# Spinner, Blinker u. Wobbler für Hecht u. Zander



## Shakerz (17. März 2005)

Hallo,

ich hab ein kleines Vorhaben. Und zwar möchte ich mir für das Spinnfischen auf Hecht u. Zander eine Köderbox richten, in der die gängigsten und etabliertesten Kunstköder drin sind. Ich will erreichen, daß ich für die meisten Standartanwendungen zumindest immer einen halbwegs passenden Kunstköder dabei habe. In der Köderbox sollten (sofern für den jeweiligen Fisch geeignet) Blinker, Spinner und Wobbler sein. Die Kunstköder sollten so zusammengestellt sein, daß etwas für klares, trübes, flaches, tiefes Wasser, Fluß und See dabei ist. Es gibt doch sicherlich den ein oder anderen Köder, der für bestimmte Verhältnisse gut geeignet ist. Mir ist natürlich klar, daß von einem zum anderen Gewässer alles anders sein kann (logo), aber ich benötige für Hecht und Zander eine gewisse Grundausstattung. Ansonsten kann ich gleich in den Laden gehen und das ganze Regal kaufen.

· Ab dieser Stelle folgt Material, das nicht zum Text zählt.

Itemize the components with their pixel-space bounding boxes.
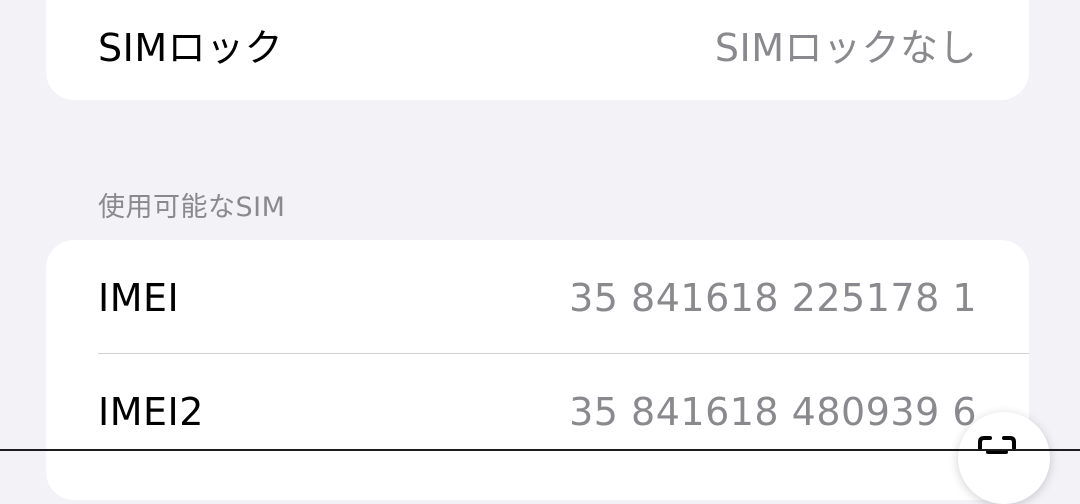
sim-lock-label: SIMロック (98, 25, 284, 70)
sim-lock-group: SIMロック SIMロックなし (46, 0, 1029, 100)
sim-lock-value: SIMロックなし (714, 25, 977, 70)
live-text-icon (978, 436, 1016, 454)
row-separator (98, 353, 1029, 354)
available-sim-group: IMEI 35 841618 225178 1 IMEI2 35 841618 … (46, 240, 1029, 500)
imei-value[interactable]: 35 841618 225178 1 (569, 276, 977, 320)
imei-label: IMEI (98, 276, 180, 320)
available-sim-header: 使用可能なSIM (98, 192, 286, 223)
imei-row: IMEI 35 841618 225178 1 (46, 242, 1029, 354)
sim-lock-row: SIMロック SIMロックなし (46, 0, 1029, 100)
imei2-row: IMEI2 35 841618 480939 6 (46, 356, 1029, 468)
imei2-value[interactable]: 35 841618 480939 6 (569, 390, 977, 434)
live-text-button[interactable] (958, 412, 1050, 504)
imei2-label: IMEI2 (98, 390, 204, 434)
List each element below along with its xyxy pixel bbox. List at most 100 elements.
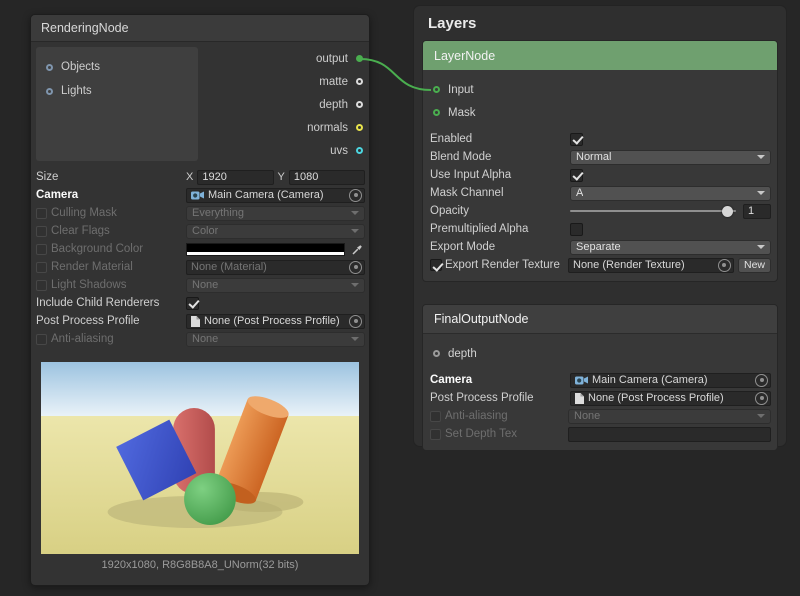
object-picker-icon[interactable]: [755, 374, 768, 387]
rendering-node-properties: Size X Y Camera Main Camera (Camera): [31, 166, 369, 348]
final-camera-object-field[interactable]: Main Camera (Camera): [570, 373, 771, 388]
anti-aliasing-dropdown[interactable]: None: [186, 332, 365, 347]
export-render-texture-object-field[interactable]: None (Render Texture): [568, 258, 734, 273]
background-color-override-checkbox[interactable]: [36, 244, 47, 255]
rendering-node-title: RenderingNode: [41, 21, 129, 35]
port-row-mask[interactable]: Mask: [423, 101, 777, 124]
chevron-down-icon: [351, 211, 359, 215]
final-post-process-profile-object-field[interactable]: None (Post Process Profile): [570, 391, 771, 406]
port-row-matte[interactable]: matte: [201, 70, 369, 93]
uvs-port-icon[interactable]: [356, 147, 363, 154]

Außerdem weiß ich jetzt nicht so genau, wer die echten "Spezialhersteller" sind. Da gints ja so viel (Mepps, Heintz, Rappala, Nils Master, Ultimate usw.)

Gummifische brauch ich nicht, da ich mich mit denen bereits bestens auf Hecht und (überwiegend) Zander austobe. Das funktioniert soweit. Ruten, Rollen und Schnur habe ich in den unterschiedlichsten Ausführungen vorhanden. An denen scheitert es also nicht.

Wäre nicht schlecht, wenn ich ein paar Tipp bekommen würde und für was ihr den jeweiligen Köder verwendet.



Gruß

S.

PS: hab gehört, Zander fangen sich nachts gut mit dunklen Wobblern im Uferbereich....


----------



## Franz_16 (17. März 2005)

*AW: Spinner, Blinker u. Wobbler für Hecht u. Zander*

Hi Shakerz  

also für den See gibt es meiner Meinung nach 2 Modelle auf die man nicht verzichten kann: 

1. Mepps Aglia Lounge in der Größe 5 ! 





quelle: www.angelsport.de

2. Heintz Blinker





Quelle: http://www.angler-topshop.de/product_info.php?products_id=891

Auch wenn der Heintzblinker schon uralt ist - die Hechte stört das nicht ... zumindest war es im Dezember noch so :q


----------



## Veit (17. März 2005)

*AW: Spinner, Blinker u. Wobbler für Hecht u. Zander*

Mepps-Spinner Größe 1 - 4 in den am liebsten in Silber oder auch gestreifte Varianten. Ein paar Effzett-Blinker und der Heintz-Blinker sollten nicht fehlen. Farben die selben. Bei Wobblern ist es schwierig, da gibts viele gute Modelle und auch unheimliche viele Farb- und Größenvarianten. Zwei Wobblern mit denen ich überdurchschnittlich viele Hecht fangen konnte sind der Cormoran Tail Walker in weißfischdekor mit 15 cm Länge und der Bomber Long A ebenfalls in Weißfischdekor und auch ca. 15 cm Länge.


----------



## Franky (17. März 2005)

*AW: Spinner, Blinker u. Wobbler für Hecht u. Zander*

Moin...

Ich habe mich in die Spinn-Blinker"rohlinge" verliebt, die u.a. bei Hakuma angeboten werden. Die sind einseitig gehämmert (andere Seite glatt), in verschiedenen Größen (35 mm (4 g) - 90 mm (28 g)). Exzellentes Laufverhalten und im Vergleich zu anderen nicht teurer. Vernünftige Drillinge und Sprengringe (Rosco Xtraheavy) kann man auch da bekommen. Auf eine Verzierung ist problemlos möglich (z.B. m. Glitter, Revellfarbe u.a.)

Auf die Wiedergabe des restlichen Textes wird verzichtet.